Lower for grains and mixed for oilseeds.
- CBOT Wheat down -7.5c to 513.5c,
- Kansas wheat down -7.5c to 516.75c
- Spring Wheat down -2.75c to 588.5c
- CBOT Corn down -1.75c to 366.5
- Soybeans up 1c to 870c,
- Dow Jones down -15.39 to 26431.66
- Crude oil down -0.35c to 73.91c
- AUD up to 0.7078
- CAD down to 0.77181
- EUR wasdown to 1.14888.
Wheat
Wheat was under pressure from the get-go with improved moisture in Australia, combining with a Russian announcement contrary to the markets current view here.
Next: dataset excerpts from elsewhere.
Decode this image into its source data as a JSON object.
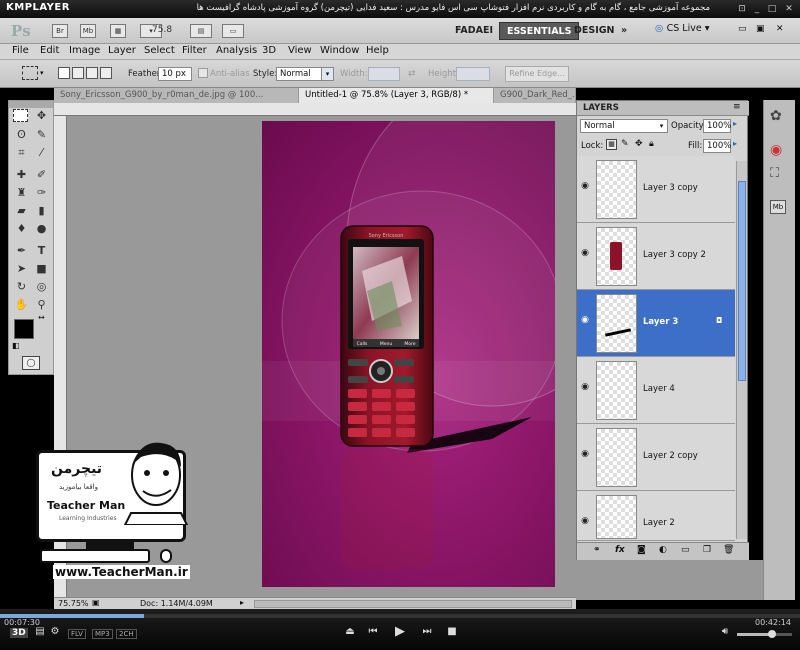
{
  "player": {
    "name": "KMPLAYER",
    "caption": "مجموعه آموزشی جامع ، گام به گام و کاربردی نرم افزار فتوشاپ سی اس فایو   مدرس : سعید فدایی (تیچرمن) گروه آموزشی پادشاه گرافیست ها",
    "time_elapsed": "00:07:30",
    "time_total": "00:42:14",
    "badges": [
      "3D",
      "FLV",
      "MP3",
      "2CH"
    ]
  },
  "appbar": {
    "logo": "Ps",
    "zoom": "75.8",
    "workspaces": [
      "FADAEI",
      "ESSENTIALS",
      "DESIGN"
    ],
    "more": "»",
    "cslive": "CS Live"
  },
  "menu": [
    "File",
    "Edit",
    "Image",
    "Layer",
    "Select",
    "Filter",
    "Analysis",
    "3D",
    "View",
    "Window",
    "Help"
  ],
  "options": {
    "feather_label": "Feather:",
    "feather_value": "10 px",
    "antialias_label": "Anti-alias",
    "style_label": "Style:",
    "style_value": "Normal",
    "width_label": "Width:",
    "height_label": "Height:",
    "refine_label": "Refine Edge..."
  },
  "doc_tabs": [
    "Sony_Ericsson_G900_by_r0man_de.jpg @ 100...",
    "Untitled-1 @ 75.8% (Layer 3, RGB/8) *",
    "G900_Dark_Red_..."
  ],
  "status": {
    "zoom": "75.75%",
    "doc": "Doc: 1.14M/4.09M"
  },
  "layers_panel": {
    "title": "LAYERS",
    "blend_mode": "Normal",
    "opacity_label": "Opacity:",
    "opacity_value": "100%",
    "lock_label": "Lock:",
    "fill_label": "Fill:",
    "fill_value": "100%",
    "layers": [
      {
        "name": "Layer 3 copy",
        "selected": false
      },
      {
        "name": "Layer 3 copy 2",
        "selected": false
      },
      {
        "name": "Layer 3",
        "selected": true
      },
      {
        "name": "Layer 4",
        "selected": false
      },
      {
        "name": "Layer 2 copy",
        "selected": false
      },
      {
        "name": "Layer 2",
        "selected": false
      }
    ]
  },
  "phone": {
    "brand": "Sony Ericsson",
    "softkeys": [
      "Calls",
      "Menu",
      "More"
    ]
  },
  "watermark": {
    "brand_fa": "تیچرمن",
    "subtitle_fa": "واقعا بیاموزید",
    "brand_en": "Teacher Man",
    "tagline": "Learning Industries",
    "url": "www.TeacherMan.ir"
  },
  "colors": {
    "selection": "#3d6fc9",
    "artboard": "#8c1668",
    "phone_red": "#7a0d1e"
  }
}
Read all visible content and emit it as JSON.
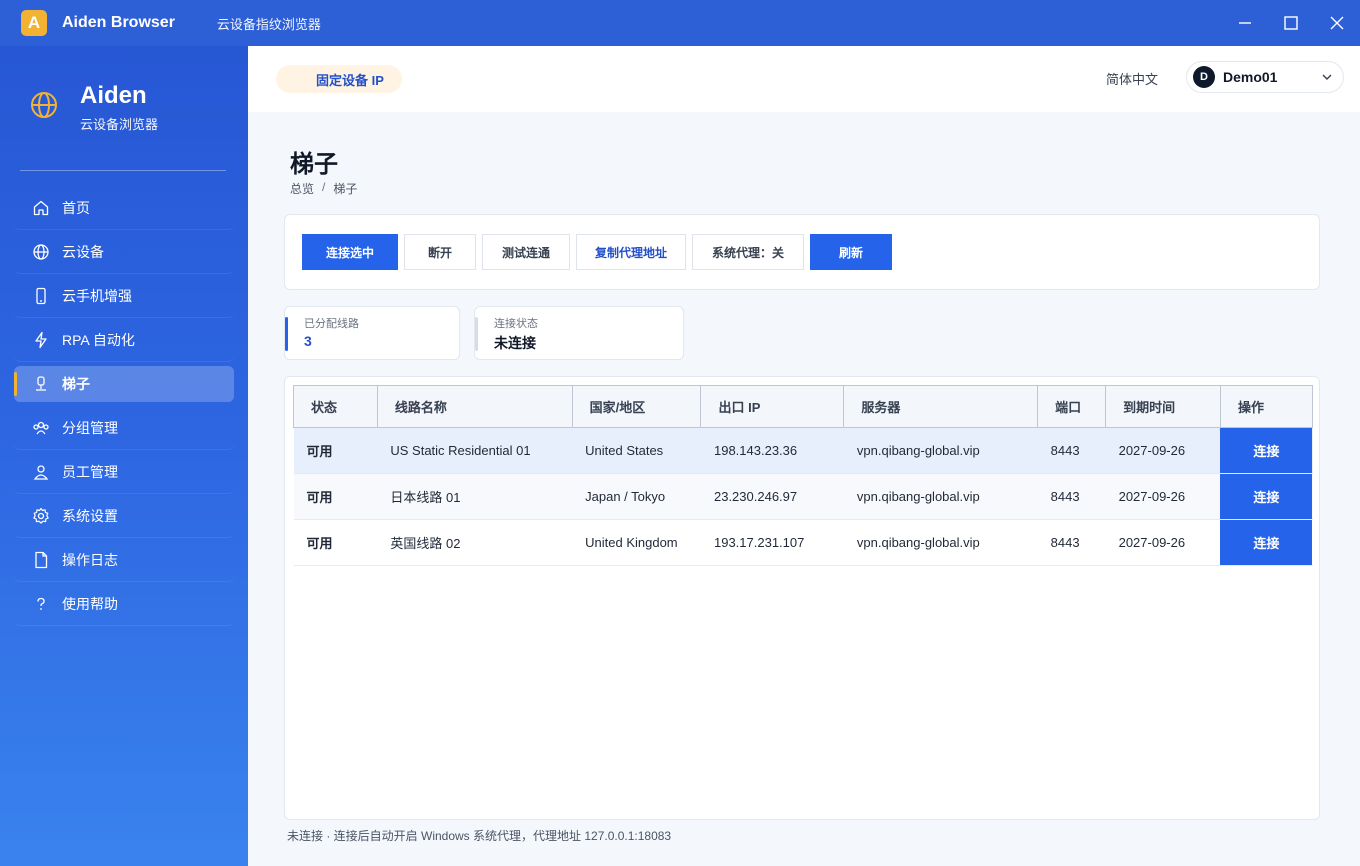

The Russian Government announced that it would release 1.5 million tonnes (Mt) of grain over the next three months, largely consisting of wheat, from their state reserves. On one hand, this would reduce pressure for export intervention and could see wheat exports over 30Mt, leaving more time for them to dominate the global market, prompting less reliance on US exports. Alternatively, this could be a measure put in place to settle the domestic price, which could be the start of a greater problem that sees greater export controls beyond the next three months. Implied volatility in Dec Soft Red Winter wheat finished at 21.5pc, Black Sea Wheat was down US$0.50/t to $248.50/t and Matif wheat was down €0.5/t to €203/t.
Corn
Corn finished fractions lower in a session lacking major news. The range was only US5c/bu as the market weighs up quality and yield threats, against an upcoming WASDE report, a decent reduction in the short position and the potential for increased grower selling. Ongoing rainfall is forecast in the western corn belt and the Plains until Wednesday this week, with concerns mounting for stalk quality in some spots.
Soybeans
Soybeans finished fractions higher, trading a 12c/bu range either side of unchanged. Weakness in the oil markets and nothing positive on China-US relationships prompted a sell off attempt. However, quality issues that are emerging in Delta area were highlighted by increased cash premiums which saw prices recover. Soybean meal was down US$1/t and soy oil was down 0.37 points.
Canola
Canola was again mixed across the two contracts, with Winnipeg continuing to gain on Matif. The catalyst remains untimely in crop rainfall that is raising yield and quality concerns to prompt a decent short covering effort.
Australia
Australian markets retreated yesterday in light volume with ASX wheat falling $8-$12, the catalyst for this was the east coast weather forecast that took the urgency out of consumer bids. This does nothing for winter crop potential but should shore up summer crop potential, which helped drive a shift in sentiment. Looking forward the 8-day forecast has 5-15 mm in southern parts of WA, 15-25mm in Victoria with decent coverage, 10-15mm in Central/NNSW and 25-50mm in Qld with reasonable coverage.